En verdad, ‘La ley de la hospitalidad’ trasciende el humor; su creatividad se desplaza también hacia la producción del suspense (adelantándose al Hitchcock que todos conocemos y en especial al de ‘North by Northwest’; ¡qué no estaba inventado para 1930!) y hacia la gestión de las escenas de acción, en las que Keaton siempre se ha movido como pez en el agua, cual abuelo de Jackie Chan.
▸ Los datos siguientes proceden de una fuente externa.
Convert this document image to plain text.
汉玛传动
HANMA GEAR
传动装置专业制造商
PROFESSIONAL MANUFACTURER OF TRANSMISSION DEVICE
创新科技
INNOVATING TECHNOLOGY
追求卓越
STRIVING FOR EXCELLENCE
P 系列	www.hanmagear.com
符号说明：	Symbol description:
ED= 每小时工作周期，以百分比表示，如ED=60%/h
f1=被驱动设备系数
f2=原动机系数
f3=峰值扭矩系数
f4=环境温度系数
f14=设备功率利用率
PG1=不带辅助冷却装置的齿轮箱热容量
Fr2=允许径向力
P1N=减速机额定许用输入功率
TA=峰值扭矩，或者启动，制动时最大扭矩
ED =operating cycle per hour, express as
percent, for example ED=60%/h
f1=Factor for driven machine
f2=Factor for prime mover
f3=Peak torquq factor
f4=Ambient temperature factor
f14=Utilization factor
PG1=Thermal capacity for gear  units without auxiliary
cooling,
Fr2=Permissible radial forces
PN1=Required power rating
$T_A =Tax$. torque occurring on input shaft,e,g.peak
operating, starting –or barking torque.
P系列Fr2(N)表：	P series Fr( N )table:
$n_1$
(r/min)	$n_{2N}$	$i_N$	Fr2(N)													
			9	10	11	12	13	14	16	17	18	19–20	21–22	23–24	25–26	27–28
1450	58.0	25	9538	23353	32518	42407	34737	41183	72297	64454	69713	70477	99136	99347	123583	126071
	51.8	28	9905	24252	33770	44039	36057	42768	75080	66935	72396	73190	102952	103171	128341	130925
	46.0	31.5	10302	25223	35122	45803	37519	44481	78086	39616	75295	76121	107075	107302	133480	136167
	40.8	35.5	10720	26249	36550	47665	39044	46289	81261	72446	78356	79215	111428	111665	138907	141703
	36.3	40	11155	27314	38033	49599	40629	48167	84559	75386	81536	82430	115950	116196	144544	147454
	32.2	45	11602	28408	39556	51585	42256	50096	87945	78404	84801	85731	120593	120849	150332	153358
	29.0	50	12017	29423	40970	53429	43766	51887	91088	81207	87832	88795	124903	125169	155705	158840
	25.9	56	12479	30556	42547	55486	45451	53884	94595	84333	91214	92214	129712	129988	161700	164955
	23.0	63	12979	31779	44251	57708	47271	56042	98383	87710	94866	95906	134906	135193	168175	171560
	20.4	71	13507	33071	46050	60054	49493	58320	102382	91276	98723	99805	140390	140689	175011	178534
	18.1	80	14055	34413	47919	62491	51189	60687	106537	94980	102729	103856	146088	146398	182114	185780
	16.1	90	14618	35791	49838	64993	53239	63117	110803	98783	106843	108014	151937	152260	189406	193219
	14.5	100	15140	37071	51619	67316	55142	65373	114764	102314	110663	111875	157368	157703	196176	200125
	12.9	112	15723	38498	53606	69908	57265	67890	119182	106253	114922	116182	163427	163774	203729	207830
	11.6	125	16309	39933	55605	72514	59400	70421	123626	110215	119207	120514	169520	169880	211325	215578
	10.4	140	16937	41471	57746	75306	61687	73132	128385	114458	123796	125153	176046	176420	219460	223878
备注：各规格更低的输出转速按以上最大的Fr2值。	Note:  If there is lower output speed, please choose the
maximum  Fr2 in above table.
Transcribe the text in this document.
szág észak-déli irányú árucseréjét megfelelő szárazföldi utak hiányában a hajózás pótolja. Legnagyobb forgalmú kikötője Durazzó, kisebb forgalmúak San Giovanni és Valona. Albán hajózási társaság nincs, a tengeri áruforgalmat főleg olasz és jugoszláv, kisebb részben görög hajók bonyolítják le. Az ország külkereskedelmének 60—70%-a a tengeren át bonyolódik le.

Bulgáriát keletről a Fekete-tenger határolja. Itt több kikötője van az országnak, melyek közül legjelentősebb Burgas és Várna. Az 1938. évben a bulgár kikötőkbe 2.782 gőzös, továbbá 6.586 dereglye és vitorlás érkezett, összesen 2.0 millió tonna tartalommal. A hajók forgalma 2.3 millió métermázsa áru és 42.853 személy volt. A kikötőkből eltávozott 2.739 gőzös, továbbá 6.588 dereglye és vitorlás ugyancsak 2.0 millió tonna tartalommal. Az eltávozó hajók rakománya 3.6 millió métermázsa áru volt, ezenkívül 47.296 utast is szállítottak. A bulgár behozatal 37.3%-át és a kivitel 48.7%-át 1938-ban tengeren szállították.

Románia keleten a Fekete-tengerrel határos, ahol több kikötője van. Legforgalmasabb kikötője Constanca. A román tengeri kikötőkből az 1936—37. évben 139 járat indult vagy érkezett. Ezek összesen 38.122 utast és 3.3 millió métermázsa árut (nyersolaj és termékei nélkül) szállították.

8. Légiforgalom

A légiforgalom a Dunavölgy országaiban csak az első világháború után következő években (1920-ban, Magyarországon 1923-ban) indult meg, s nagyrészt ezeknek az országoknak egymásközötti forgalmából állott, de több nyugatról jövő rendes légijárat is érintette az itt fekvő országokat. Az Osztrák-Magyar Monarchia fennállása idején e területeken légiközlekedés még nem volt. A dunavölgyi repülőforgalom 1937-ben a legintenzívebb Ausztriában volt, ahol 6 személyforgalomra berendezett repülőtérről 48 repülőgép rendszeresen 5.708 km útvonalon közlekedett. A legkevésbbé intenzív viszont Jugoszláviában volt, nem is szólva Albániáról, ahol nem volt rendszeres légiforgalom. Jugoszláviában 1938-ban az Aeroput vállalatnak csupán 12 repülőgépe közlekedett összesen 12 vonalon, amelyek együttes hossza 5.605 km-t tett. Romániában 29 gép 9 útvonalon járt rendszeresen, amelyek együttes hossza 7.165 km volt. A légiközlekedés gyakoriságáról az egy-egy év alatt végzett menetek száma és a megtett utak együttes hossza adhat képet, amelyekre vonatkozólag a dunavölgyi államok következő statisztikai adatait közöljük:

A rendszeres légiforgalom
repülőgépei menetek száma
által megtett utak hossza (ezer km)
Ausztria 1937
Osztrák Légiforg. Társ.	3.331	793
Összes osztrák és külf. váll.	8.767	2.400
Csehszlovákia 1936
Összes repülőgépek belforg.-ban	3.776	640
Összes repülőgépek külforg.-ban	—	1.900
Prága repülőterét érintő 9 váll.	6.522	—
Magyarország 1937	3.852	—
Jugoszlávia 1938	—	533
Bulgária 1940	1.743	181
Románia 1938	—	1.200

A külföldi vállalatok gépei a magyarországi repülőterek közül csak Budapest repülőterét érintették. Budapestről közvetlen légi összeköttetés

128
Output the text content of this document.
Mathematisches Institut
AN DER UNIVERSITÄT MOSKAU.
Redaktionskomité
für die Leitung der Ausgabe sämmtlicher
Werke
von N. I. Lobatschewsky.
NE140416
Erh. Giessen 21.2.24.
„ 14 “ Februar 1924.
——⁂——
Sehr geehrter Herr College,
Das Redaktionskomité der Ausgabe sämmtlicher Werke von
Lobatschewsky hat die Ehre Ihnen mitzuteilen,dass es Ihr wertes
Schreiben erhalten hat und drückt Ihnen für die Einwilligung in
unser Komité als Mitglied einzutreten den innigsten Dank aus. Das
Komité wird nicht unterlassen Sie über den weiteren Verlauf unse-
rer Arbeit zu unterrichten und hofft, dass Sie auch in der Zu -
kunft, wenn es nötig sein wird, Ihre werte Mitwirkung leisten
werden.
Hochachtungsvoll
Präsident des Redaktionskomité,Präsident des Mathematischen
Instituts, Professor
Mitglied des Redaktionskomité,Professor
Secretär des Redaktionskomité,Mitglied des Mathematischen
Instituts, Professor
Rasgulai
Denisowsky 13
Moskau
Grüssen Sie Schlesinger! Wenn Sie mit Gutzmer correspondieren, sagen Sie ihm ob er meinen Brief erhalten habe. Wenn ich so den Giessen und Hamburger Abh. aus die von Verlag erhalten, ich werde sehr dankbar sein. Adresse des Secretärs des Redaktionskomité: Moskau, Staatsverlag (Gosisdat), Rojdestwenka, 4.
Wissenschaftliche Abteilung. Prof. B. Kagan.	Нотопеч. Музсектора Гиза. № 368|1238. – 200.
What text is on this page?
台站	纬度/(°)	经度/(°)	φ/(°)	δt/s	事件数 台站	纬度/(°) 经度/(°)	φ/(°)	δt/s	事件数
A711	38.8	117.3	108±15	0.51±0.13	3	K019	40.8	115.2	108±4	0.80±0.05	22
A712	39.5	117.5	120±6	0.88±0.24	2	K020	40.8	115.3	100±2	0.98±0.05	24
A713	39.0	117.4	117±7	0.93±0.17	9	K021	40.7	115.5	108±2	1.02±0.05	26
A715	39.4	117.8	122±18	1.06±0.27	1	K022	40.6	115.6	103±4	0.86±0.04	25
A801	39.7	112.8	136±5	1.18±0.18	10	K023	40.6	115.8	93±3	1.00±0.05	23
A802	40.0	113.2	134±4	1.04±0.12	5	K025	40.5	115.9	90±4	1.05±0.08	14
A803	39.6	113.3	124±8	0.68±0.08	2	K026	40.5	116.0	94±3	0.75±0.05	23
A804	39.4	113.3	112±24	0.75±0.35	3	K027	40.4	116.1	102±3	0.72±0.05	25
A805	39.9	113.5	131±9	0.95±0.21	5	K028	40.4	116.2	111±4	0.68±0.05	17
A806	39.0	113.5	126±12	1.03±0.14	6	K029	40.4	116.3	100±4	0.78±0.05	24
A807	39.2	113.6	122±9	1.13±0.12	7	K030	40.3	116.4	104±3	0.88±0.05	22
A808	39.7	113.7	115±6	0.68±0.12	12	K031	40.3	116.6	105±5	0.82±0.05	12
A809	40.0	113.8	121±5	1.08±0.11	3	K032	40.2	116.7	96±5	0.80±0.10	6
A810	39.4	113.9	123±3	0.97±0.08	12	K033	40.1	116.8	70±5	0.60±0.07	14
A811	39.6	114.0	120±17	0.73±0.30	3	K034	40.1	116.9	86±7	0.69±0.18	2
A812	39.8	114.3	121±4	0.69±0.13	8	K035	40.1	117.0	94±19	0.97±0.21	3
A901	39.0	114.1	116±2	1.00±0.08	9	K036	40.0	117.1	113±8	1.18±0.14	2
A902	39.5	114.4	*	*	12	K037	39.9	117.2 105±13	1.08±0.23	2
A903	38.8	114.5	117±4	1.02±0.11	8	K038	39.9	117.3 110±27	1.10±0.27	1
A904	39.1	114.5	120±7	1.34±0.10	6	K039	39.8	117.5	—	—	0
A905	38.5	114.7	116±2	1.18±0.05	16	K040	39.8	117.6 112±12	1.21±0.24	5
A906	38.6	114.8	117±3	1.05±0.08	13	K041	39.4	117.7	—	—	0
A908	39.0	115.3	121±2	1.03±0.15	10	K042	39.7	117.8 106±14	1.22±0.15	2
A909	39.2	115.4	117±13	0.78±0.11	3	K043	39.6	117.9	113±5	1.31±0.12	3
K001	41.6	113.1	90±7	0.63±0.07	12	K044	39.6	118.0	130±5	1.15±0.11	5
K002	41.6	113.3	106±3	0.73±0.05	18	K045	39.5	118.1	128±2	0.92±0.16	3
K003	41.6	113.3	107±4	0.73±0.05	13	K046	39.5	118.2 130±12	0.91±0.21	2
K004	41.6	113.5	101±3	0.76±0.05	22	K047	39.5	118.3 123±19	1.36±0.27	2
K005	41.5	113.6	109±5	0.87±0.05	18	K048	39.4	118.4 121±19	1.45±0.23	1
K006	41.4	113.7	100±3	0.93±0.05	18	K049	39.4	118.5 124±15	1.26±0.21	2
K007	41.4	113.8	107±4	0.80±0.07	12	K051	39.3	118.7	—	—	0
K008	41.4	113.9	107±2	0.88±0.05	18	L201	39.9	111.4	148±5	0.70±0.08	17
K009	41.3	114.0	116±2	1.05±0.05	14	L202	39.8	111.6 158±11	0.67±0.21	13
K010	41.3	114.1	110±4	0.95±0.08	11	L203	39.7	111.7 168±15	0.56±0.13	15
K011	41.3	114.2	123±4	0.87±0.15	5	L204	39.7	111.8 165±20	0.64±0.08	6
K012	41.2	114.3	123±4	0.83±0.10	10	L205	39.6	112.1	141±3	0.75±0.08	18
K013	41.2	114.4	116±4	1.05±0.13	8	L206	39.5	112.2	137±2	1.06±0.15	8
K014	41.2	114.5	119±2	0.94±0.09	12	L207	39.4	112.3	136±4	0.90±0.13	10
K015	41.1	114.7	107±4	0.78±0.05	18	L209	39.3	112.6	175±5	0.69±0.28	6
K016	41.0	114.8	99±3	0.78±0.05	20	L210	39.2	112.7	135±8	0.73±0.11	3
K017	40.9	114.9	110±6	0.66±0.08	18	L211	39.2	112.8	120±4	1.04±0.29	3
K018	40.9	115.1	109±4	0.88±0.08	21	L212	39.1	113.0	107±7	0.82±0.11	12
Las tres partes de la película (viaje en tren, vicisitudes con los Canfield, persecución por todo lo alto; introducidas por esas primeras imágenes cuya insistencia atmosférica anticipa la de Sjöström en ‘El viento’) vendrían a representar tres niveles de posibilidad cinematográfica (surrealismo, suspense y acción), desde la aguda serenidad de una decimonónica 42nd Street y de un pobretón que opta por atacar al maquinista para llevarse unos maderos, pasando por las miradas cruzadas en la cena con los Canfield y terminando con la clásica imagen de un Buster Keaton con cada pierna sobre una superficie que se va separando de la otra.

Imposible no reírse, imposible no identificarse con el joven McKay (que sin recurrir a sentimentalismos charlotianos escala igual o incluso más alto), imposible no palpar la tensión de la última parte, imposible no reconocer decenas de gags e ideas que cineastas posteriores tomarían prestadas. Ni siquiera el tópico del amor redentor contamina el ardoroso genio con que Keaton rubrica la película en el inmenso plano final, síntesis de lo mejor que este hombre nos ha dado.